Minimum requirements for a valid benchmark run:

At least 20 sites
At least 3 categories represented
No more than 40% of sites from any single category
Sites must be publicly accessible without authentication
Sites must not be controlled by the benchmark runner (no testing your own site only)
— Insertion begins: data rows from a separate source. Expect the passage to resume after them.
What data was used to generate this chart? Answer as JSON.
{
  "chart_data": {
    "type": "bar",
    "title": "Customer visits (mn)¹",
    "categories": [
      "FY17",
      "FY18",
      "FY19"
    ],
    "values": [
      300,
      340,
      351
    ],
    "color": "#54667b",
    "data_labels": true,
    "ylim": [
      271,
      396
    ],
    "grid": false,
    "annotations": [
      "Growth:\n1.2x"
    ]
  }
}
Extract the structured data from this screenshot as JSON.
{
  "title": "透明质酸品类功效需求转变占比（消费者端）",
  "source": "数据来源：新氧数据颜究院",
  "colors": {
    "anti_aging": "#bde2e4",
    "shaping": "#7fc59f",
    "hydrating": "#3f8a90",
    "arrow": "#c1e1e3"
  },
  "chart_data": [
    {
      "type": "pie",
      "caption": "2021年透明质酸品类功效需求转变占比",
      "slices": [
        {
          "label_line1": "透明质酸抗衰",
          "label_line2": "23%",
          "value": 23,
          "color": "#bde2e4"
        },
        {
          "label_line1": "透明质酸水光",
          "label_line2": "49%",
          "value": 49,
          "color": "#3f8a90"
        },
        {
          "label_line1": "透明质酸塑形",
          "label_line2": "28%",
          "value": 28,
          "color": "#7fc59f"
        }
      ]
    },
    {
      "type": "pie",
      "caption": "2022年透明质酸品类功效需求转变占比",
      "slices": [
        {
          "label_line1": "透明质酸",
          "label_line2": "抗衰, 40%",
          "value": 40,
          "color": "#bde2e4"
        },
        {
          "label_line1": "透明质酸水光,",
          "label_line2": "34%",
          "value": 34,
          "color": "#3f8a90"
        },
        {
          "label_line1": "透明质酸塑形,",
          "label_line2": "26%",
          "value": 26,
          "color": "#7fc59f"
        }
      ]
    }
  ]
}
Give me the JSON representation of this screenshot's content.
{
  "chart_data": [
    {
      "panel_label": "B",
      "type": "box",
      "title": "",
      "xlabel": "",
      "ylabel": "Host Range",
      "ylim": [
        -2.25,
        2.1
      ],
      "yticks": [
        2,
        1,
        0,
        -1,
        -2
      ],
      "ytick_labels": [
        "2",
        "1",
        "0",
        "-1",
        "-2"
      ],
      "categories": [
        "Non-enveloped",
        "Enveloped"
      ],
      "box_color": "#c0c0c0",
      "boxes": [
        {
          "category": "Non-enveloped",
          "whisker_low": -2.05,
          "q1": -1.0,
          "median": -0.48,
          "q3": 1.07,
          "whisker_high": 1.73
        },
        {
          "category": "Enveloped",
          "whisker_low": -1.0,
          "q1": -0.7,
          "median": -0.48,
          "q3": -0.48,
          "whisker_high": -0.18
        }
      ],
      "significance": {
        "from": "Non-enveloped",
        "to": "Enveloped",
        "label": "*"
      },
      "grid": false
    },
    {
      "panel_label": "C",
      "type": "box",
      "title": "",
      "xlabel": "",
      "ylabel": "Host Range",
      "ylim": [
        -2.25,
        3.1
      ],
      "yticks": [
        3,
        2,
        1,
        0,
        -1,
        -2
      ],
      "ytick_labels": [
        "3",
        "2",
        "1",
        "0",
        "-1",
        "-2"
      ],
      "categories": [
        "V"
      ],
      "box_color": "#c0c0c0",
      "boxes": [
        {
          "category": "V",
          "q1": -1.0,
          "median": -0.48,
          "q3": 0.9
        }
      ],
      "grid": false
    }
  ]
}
Recommended: 50+ sites across all four categories, balanced between popular and niche.

Result Format

Benchmark results must be published as a JSON file conforming to the following schema:

{
  "protocol_version": "1.0",
  "published": "2026-04-01T00:00:00Z",
  "tool": {
    "name": "Plasmate",
    "version": "0.4.1",
    "source": "https://github.com/plasmate-labs/plasmate",
    "license": "Apache 2.0"
  },
  "baseline": {
    "method": "curl -sL",
    "user_agent": "WebTaskBench/1.0",
    "timeout_ms": 30000
  },
  "tokenizer": {
    "library": "tiktoken",
    "model": "cl100k_base"
  },
  "environment": {
    "platform": "Linux x86_64",
    "timeout_ms": 30000
  },
  "results": [
    {
      "url": "https://cloud.google.com",
      "category": "SaaS & Cloud",
      "html_tokens": 759234,
      "tool_tokens": 6436,
      "ratio": 117.9,
      "status": "success"
    },
    {
      "url": "https://stackoverflow.com",
      "category": "Dev Tools",
      "html_tokens": null,
      "tool_tokens": null,
      "ratio": null,
      "status": "failure",
      "failure_reason": "Anti-bot detection (Cloudflare challenge)"
    }
  ],
  "summary": {
    "sites_attempted": 51,
    "sites_succeeded": 44,
    "sites_failed": 7,
    "avg_ratio": 17.5,
    "median_ratio": 9.4,
    "peak_ratio": 117.9,
    "peak_url": "https://cloud.google.com",
    "by_category": {
      "SaaS & Cloud": { "n": 12, "avg_ratio": 47.1 },
      "News & Media": { "n": 8, "avg_ratio": 41.3 },
      "Dev Tools": { "n": 18, "avg_ratio": 11.8 },
      "General": { "n": 6, "avg_ratio": 3.9 }
    }
  }
}

Submission

Third parties may submit benchmark results to webtaskbench.com for inclusion in the registry by:

Running the benchmark following this protocol
Producing a result JSON conforming to the schema in Section 5
Opening a pull request to plasmate-labs/plasmate-benchmarks with the result file in results/third-party/<tool-name>-<date>.json
Including a brief methodology note explaining any deviations from the standard

Results are reviewed by the webtaskbench maintainers and listed in the registry if they meet quality thresholds.

Quality Thresholds

Results are accepted if:

At least 20 sites succeed
The result file validates against the Section 5 schema
Failure reasons are documented for all failed sites
Data is less than 30 days old at time of submission
The tool version is specified and the source is publicly accessible

Results are rejected if:

Sites were cherry-picked (e.g., only sites where the tool performs well)
The HTML baseline was modified (e.g., after JavaScript rendering)
The tokenizer differs from cl100k_base without explicit justification

Versioning

This protocol is versioned. The current version is 1.0. Breaking changes (changes to measurement methodology) increment the major version. Additive changes (new optional fields) increment the minor version.

Results produced under different major versions are not directly comparable.